A *record* is a mapping from a set of *attributes* (typically strings) to *values* drawn from some set. One example is `{"name": "Alice", "age": 25}`.
A *data set* is an unordered collection of records. A data set could be viewed/treated as a table within a data base (e.g., see [attribute-value system](https://en.wikipedia.org/wiki/Attribute-value_system)).
> **Exercise (Numerical Input):** Provide some basic information about the imported data set using basic tool features.
### Common Data Transformations
In general, any algorithms that operates on an input data set and produces an output data set is a data transformation. However, we can identify a variety of simple data transformations that occur frequently and can act as basic building blocks for more complex transformations. By referring to these buildling blocks we can (1) reuse common transformations and compose them to build larger ones, or (2) we can break down more complex transformations in order to reason about their properties (in terms of performance, provenance, security, and so on).

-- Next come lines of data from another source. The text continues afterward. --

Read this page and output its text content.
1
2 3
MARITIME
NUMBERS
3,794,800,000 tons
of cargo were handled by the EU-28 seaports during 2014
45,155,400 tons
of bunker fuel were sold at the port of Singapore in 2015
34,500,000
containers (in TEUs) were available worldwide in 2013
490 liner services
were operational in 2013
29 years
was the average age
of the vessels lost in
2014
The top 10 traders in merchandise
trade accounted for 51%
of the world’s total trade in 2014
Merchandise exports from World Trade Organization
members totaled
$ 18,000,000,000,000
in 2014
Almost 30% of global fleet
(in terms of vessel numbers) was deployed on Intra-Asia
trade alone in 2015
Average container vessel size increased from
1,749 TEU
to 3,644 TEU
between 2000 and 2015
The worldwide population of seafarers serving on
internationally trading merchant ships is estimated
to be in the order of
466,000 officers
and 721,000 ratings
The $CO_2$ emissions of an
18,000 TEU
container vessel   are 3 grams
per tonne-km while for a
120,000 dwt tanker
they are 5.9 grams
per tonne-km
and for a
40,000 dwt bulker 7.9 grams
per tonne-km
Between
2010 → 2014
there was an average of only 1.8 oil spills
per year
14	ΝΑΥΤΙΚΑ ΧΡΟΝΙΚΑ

A *filter* or *selection* operation takes a data set as an input and produces an output that is a subset of that data set.

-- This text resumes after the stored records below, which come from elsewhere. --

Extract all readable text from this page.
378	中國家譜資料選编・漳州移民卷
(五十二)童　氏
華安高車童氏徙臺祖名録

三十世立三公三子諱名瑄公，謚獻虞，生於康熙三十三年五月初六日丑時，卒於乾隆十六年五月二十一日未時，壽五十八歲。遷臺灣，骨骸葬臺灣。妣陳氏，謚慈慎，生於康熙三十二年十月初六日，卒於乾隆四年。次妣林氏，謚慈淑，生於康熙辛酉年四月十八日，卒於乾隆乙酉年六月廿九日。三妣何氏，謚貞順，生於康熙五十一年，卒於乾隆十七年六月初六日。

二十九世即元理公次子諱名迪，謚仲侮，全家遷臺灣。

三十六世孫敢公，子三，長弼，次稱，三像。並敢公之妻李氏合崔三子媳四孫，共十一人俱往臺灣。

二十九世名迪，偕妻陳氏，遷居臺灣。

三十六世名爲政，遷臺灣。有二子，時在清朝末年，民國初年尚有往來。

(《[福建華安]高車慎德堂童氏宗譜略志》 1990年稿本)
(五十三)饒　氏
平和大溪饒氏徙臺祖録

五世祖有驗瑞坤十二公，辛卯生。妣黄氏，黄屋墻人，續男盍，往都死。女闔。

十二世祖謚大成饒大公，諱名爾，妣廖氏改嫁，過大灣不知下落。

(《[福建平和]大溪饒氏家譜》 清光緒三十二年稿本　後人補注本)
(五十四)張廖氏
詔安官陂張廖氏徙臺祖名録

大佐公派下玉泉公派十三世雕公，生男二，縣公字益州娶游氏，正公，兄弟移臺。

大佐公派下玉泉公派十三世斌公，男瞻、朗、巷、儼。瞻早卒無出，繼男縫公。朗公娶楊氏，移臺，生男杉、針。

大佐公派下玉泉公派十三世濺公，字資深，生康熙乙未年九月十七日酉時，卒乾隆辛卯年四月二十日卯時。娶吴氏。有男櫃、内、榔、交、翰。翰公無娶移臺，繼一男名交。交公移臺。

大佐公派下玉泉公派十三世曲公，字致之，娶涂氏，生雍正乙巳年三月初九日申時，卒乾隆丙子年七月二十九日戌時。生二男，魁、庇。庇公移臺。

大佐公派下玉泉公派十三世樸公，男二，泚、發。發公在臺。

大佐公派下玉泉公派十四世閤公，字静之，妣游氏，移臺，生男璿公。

A *projection* operation takes a data set and applies some function to every record to produce an output data set. This output data set has *the same number of records* as the input data set, though the individual records themselves may have different attributes.

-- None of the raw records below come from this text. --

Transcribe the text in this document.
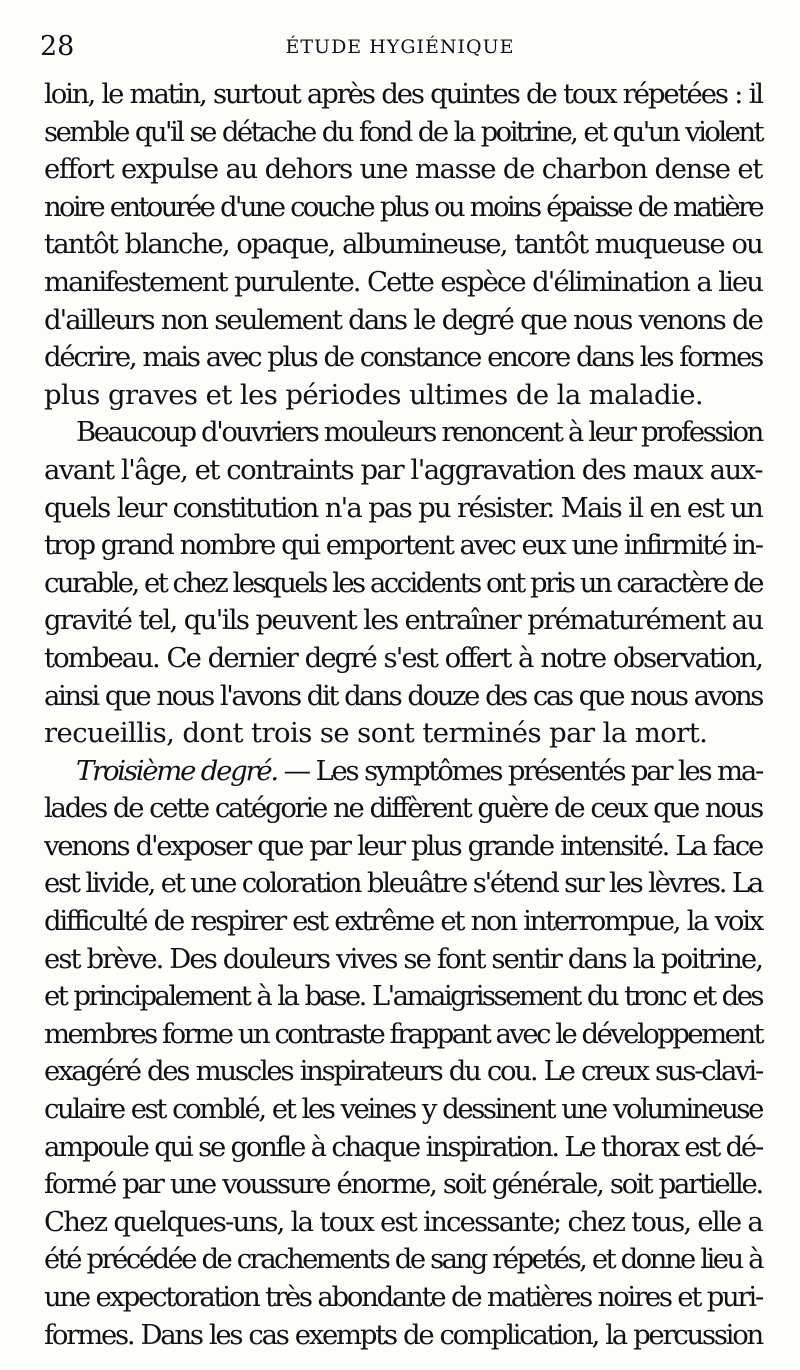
28	ÉTUDE HYGIÉNIQUE
loin, le matin, surtout après des quintes de toux répetées : il
semble qu'il se détache du fond de la poitrine, et qu'un violent
effort expulse au dehors une masse de charbon dense et
noire entourée d'une couche plus ou moins épaisse de matière
tantôt blanche, opaque, albumineuse, tantôt muqueuse ou
manifestement purulente. Cette espèce d'élimination a lieu
d'ailleurs non seulement dans le degré que nous venons de
décrire, mais avec plus de constance encore dans les formes
plus graves et les périodes ultimes de la maladie.
Beaucoup d'ouvriers mouleurs renoncent à leur profession
avant l'âge, et contraints par l'aggravation des maux aux-
quels leur constitution n'a pas pu résister. Mais il en est un
trop grand nombre qui emportent avec eux une infirmité in-
curable, et chez lesquels les accidents ont pris un caractère de
gravité tel, qu'ils peuvent les entraîner prématurément au
tombeau. Ce dernier degré s'est offert à notre observation,
ainsi que nous l'avons dit dans douze des cas que nous avons
recueillis, dont trois se sont terminés par la mort.
Troisième degré. — Les symptômes présentés par les ma-
lades de cette catégorie ne diffèrent guère de ceux que nous
venons d'exposer que par leur plus grande intensité. La face
est livide, et une coloration bleuâtre s'étend sur les lèvres. La
difficulté de respirer est extrême et non interrompue, la voix
est brève. Des douleurs vives se font sentir dans la poitrine,
et principalement à la base. L'amaigrissement du tronc et des
membres forme un contraste frappant avec le développement
exagéré des muscles inspirateurs du cou. Le creux sus-clavi-
culaire est comblé, et les veines y dessinent une volumineuse
ampoule qui se gonfle à chaque inspiration. Le thorax est dé-
formé par une voussure énorme, soit générale, soit partielle.
Chez quelques-uns, la toux est incessante; chez tous, elle a
été précédée de crachements de sang répetés, et donne lieu à
une expectoration très abondante de matières noires et puri-
formes. Dans les cas exempts de complication, la percussion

> **Exercise (Text Input):** Defining basic data transformations (filtering and projections) to accomplish an analytics task.
### Advanced Data Transformations
An *join* operation takes two data sets *A* and *B* and an attribute that appears in both data sets. It then looks through every possible pair of records (one record from *A* and one record from *B*) and keeps only those pairs in which the values for the attributes are the same.
An *aggregation* operation takes a data set, an index attribute, a target attribute, and an operation (such as counting, summation, maximum, and so on). It then separates all records into collections by index. For each collection, it combines the target attribute values in all the records within that collection using the operation (obtaining a single value). It then returns a new data set that maps each unique index attribute value to the corresponding aggregate of target attribute values.
> **Exercise (Numerical Input):** Using aggregations and joins to accomplish an analytics task.
### Data Cleaning and Normalization
#### Data Normalization
#### Joining Data Sets
When joining multiple data sets, two common issues may arise: differences in the schemas and differences in semantics.
> **Peer:** Integrate two or more data sets from different sources (different scales, some missing data).